What makes Albrecht’s Mahler so unique? His approach has integrity, is intelligent and sensitive – and never schwärmerisch, despite the dynamic extremes between roaring fff and the almost inaudible ppp (Adagietto) he achieves.
It resulted Saturday in a performance of the Fifth that was moving but also striking because of the significance he gave to certain accents. The erratic was highlighted, the Stürmisch bewegt sounded energetic and potent but impressed especially by the way Albrecht made the vitality swell from the lower strings by one sweep of his arm. Just as clever and tasteful: how in the Scherzo he let the strings hang back (with a deeply melancholy effect)
Albrecht conducts a Mahler that makes you love Mahler! Raw emotions never change into hysteria and the visionary of the score is underlined throughout."
NRC Handelsblad, Mischa Spel, April 2016
"Those key moments register with the necessary emotional power, but conductor Marc Albrecht never feels indulgent (…) Albrecht’s orchestra (…) revealing a great deal of the score’s bustling inner detail and melismatic counterpoint."
Gramophone, Hugo Shirley, February 2016
Mahler Symphony No. 4
"Conductor Marc Albrecht makes his points without exaggeration, revealing personal touches in his care for proper observance of Mahler’s dynamics and his concern for textural clarity."
classictoday.com, David Hurwitz, January 2016
Der Rosenkavalier, Amsterdam
"It is rare to hear a terzetto so excellently balanced and emotional.

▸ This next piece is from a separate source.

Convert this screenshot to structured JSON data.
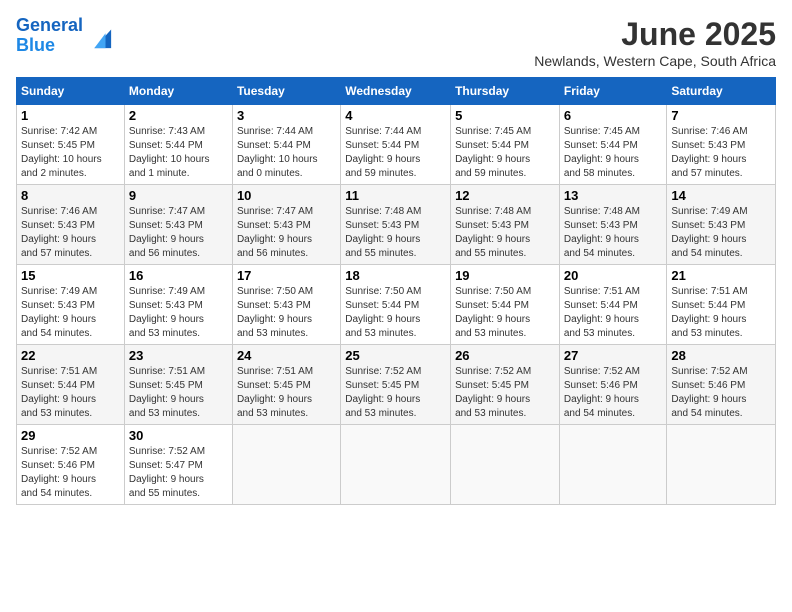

And it was greatly due to Marc Albrecht and the Netherlands Philharmonic Orchestra […] Albrecht pushed the music to an unbelievable peak."
Trouw, Peter van der Lint, 8 September 2015
Der Rosenkavalier, Amsterdam
It couldn’t have been so overwhelming if it weren’t be supported by the Netherlands Philharmonic Orchestra and its conductor Marc Albrecht, an ideal couple […]
De Volkskrant, Frits van der Waa, 7 September 2015
Der Rosenkavalier, Amsterdam
The achievements of the Netherlands Philharmonic Orchestra were phenomenal. […] Marc Albrecht knew like no other how to give space to the music by leading the orchestra tightly and to make the underlying tensions of Strauss’s music tangible.